Aber genug von Katzen auf Raumschiffen. Dies ist nicht die einzige Stelle, in der Marinaccios Wunschvorstellung Vater des Gedankens war. Auch bei der Freundschaft zwischen Captain Kirk und Spock scheint er die unter "Trekkern" längst bekannten Fakten ignorieren zu wollen. Die Freundschaft zwischen Kirk und Spock sei für ihn das Star-Trek-Feeling schlechthin, erklärt der Autor. Aber, so fragt er im weiteren Verlauf, kann es sein, daß die beiden ihre Freundschaft nur schauspielern? Als ausgewiesener Star-Trek-Fan müßte er um deren Konkurrenzverhältnis eigentlich wissen. William Shatner schrieb in seinen "Star Trek Erinnerungen" (Heyne, München, 1994):

Nach zwei Monaten war Captain Kirk noch immer die wichtigste Gestalt, aber Spocks Popularität stieg exponentiell mit jeder verstreichenden Woche.

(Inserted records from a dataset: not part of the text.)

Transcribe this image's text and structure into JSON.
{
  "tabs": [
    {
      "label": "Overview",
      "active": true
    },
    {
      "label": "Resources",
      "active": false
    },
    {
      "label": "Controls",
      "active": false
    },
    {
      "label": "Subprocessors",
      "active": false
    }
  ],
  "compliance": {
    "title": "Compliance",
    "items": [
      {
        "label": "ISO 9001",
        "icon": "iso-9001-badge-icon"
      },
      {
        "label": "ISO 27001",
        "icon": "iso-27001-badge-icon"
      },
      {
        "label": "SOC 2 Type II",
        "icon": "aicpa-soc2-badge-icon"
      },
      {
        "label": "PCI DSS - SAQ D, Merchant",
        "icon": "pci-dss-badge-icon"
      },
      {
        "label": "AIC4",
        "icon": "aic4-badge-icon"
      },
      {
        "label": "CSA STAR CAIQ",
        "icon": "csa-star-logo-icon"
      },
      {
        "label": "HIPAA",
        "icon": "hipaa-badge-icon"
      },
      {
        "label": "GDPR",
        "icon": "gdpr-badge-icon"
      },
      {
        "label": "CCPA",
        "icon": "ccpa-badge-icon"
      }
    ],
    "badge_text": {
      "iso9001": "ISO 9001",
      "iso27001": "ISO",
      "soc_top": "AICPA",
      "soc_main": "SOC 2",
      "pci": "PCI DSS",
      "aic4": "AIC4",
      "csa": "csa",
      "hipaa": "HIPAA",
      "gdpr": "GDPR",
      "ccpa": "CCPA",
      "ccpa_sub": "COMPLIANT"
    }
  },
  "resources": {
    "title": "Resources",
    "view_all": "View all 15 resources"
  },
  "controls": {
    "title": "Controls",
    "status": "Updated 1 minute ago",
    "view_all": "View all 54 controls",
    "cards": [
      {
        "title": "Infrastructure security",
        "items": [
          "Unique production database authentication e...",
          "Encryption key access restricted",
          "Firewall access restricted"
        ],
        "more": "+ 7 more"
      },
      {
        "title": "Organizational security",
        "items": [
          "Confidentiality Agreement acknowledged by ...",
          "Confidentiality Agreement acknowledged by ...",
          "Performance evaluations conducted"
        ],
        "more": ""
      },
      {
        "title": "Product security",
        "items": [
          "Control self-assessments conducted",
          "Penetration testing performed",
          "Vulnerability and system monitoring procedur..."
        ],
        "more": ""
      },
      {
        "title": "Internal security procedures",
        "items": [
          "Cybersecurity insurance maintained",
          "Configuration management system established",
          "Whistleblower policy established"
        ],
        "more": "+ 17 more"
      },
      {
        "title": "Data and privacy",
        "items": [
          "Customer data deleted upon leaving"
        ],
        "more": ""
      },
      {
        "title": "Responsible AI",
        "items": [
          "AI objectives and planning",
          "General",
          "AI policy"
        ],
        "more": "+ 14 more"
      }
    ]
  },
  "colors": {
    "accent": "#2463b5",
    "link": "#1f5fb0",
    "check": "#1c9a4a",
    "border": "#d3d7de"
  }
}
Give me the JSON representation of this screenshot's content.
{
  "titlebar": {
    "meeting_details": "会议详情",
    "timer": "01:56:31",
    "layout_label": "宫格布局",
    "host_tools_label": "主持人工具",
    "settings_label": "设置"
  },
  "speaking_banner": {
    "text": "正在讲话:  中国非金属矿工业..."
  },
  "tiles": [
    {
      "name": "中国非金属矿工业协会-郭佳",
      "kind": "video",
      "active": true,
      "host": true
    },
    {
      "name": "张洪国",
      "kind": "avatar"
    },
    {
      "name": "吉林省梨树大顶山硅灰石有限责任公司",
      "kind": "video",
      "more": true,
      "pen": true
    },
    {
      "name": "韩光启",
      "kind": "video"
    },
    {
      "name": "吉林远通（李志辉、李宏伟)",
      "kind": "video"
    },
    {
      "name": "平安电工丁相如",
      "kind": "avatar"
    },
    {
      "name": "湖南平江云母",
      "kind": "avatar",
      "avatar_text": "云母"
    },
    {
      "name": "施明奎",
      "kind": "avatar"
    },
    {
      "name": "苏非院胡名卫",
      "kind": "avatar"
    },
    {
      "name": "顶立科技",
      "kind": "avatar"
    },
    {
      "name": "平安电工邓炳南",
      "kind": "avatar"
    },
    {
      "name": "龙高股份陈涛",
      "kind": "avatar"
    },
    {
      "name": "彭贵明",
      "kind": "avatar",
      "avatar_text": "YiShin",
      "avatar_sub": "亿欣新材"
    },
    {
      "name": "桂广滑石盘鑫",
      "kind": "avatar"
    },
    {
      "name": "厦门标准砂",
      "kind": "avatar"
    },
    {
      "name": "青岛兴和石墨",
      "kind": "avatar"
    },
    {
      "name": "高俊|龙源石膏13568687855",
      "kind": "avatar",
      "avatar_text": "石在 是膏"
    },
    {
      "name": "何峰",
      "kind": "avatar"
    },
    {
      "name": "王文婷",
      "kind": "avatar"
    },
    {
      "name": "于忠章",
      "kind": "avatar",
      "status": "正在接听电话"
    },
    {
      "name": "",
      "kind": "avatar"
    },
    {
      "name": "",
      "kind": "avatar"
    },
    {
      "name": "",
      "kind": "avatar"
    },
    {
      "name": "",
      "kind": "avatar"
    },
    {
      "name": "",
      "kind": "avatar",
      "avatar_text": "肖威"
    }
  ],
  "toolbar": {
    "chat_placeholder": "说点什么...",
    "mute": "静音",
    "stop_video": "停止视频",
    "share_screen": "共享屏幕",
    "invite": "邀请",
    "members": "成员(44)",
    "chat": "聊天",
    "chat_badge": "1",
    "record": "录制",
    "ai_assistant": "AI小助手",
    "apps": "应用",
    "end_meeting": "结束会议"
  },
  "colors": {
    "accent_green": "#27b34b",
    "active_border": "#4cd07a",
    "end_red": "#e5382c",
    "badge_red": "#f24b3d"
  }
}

Ich mußte mich plötzlich der Erkenntnis stellen, nicht mehr allein im Zentrum von STAR TREK zu stehen. Ich will auch weiterhin ehrlich bleiben: Es ärgerte mich. (S. 256)

Und dies ist noch eine harmlose Textstelle, aus der das Konkurrenzverhältnis zwischen Spock (Leonard Nimoy) und Kirk (William Shatner) eine deutliche Sprache spricht. Doch das paßt natürlich nicht in das schöne heile Bild, das sich der Autor von der Serie gemacht hat, und vor allem eignet sich dieses Beispiel wohl kaum als Vorbild für seine Leserschaft.

Genausowenig indes die vielen anderen Psychologismen und Klischees, die in mehr oder weniger heiter verpackter Manier zum besten gegeben werden. "Bekenne dich zu deinem wahren Selbst", "Besitztümer zählen nicht, wenn es um die Summe unseres Lebens geht" oder "für den, der anderen etwas Gutes tut, springt selber eine Menge dabei heraus" - mit diesen Allerweltssprüchen sind seine Geschichtchen versetzt, als wirklicher Ratgeber ist das Buch untauglich. Wenn es diesen Anspruch nicht hätte, dann könnte man sagen, daß es zumindest für Star-Trek-Fans unterhaltsam ist, diesen Versuch einer Lebensbegründung aus ihrer Lieblingsserie zu lesen; schließlich haben Trekkies schon immer gewußt, daß in der Serie mehr als kurzlebiger Konsumgenuß steckt, sonst wären sie ja keine Trekkies geworden.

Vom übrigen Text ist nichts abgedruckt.